Matt Burdick: You ghosted the tree nursery?

Nate Knoth: I never knew about this. 

Jake Knoth: I did, but I got a job immediately after, so it was all good.

Nate Knoth: What about your employer? Where’s the two week notice? 

Matt Burdick: I hope they’re not listening to the show. 

Jake Knoth: No, it was not cool at all, but I don’t know, that was a dark time for me. 

Nate Knoth: Yeah, that’s shameful.

Matt Burdick: Is that why the songs started getting darker? It’s after you quit your job? 

Jake Knoth: Yeah that was the exact moment. 

Nate Knoth: That’s where it began. Turned into dark boy.

Matt Burdick: So what’s next on the horizon for The Skinny Limbs? Musically and show-wise, what do you guys have coming up? 

Max Knoth: We’re going to record three singles this summer, and probably release them, probably one each month. And yeah, we’re planning shows for the spring and summer, but nothing planned right now. Nothing that we can announce.

Jake Knoth: Just stuff in the works basically, so that doesn’t really help anybody for finding us.

Max Knoth: We’re just going to be mysterious like this and just leave you hanging. 

Gia Haddock: So with the stuff you guys have in the works, would you say that you’re doing anything a little different? Like what direction do you hope you guys are going to be going in soon? 

Jake Knoth: I think, I mean, we’re super biased and I feel like we feel like this every time, but these three songs are easily our strongest I think on all accounts. And we’re going to a new producer this time, and we’re really excited for that. To shout him out, Jake Rye. And  he’s awesome. He’s worked with Michigander and Leland Blue, and those guys are amazing and we’re so stoked to be able to work with this guy. So we’re extremely excited for that. 

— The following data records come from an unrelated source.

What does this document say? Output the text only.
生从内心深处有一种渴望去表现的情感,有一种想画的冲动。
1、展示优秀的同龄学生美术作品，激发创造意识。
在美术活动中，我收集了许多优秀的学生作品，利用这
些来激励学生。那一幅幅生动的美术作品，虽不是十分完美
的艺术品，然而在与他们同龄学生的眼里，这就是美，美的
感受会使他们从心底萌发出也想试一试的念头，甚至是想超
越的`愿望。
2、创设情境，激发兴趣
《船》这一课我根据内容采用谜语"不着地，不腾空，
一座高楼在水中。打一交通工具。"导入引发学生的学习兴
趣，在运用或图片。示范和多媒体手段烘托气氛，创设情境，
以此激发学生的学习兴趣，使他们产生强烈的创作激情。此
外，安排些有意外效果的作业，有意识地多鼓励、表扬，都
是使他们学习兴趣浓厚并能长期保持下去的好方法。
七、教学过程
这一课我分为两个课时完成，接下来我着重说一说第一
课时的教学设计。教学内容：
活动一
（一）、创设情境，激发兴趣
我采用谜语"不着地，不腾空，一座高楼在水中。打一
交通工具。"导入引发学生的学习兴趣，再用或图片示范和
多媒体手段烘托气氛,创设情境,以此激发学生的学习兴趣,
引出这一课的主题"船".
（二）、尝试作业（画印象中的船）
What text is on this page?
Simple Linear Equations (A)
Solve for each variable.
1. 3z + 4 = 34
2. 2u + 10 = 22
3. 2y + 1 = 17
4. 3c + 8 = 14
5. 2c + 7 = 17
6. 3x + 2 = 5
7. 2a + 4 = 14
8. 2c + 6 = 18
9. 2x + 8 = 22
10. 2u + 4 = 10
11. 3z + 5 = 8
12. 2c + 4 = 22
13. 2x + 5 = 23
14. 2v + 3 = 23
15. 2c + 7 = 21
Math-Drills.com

Matt Burdick: Nice. Shout out Michigan music.

Jake Knoth: Oh yeah. 

Matt Burdick: Whenever you guys are ready, you can do your last song.

Max Knoth: Alright this last one’s called “Bad Timing Boy.”

*Bad Timing Boy*

Gia Haddock: That was The Skinny Limbs, and you are listening to The Basement, our live and local music show. And unfortunately, this is the saddest part of the night where we have to say goodbye to our lovely, lovely band. But thank you for tuning in tonight, and thank you very much for listening.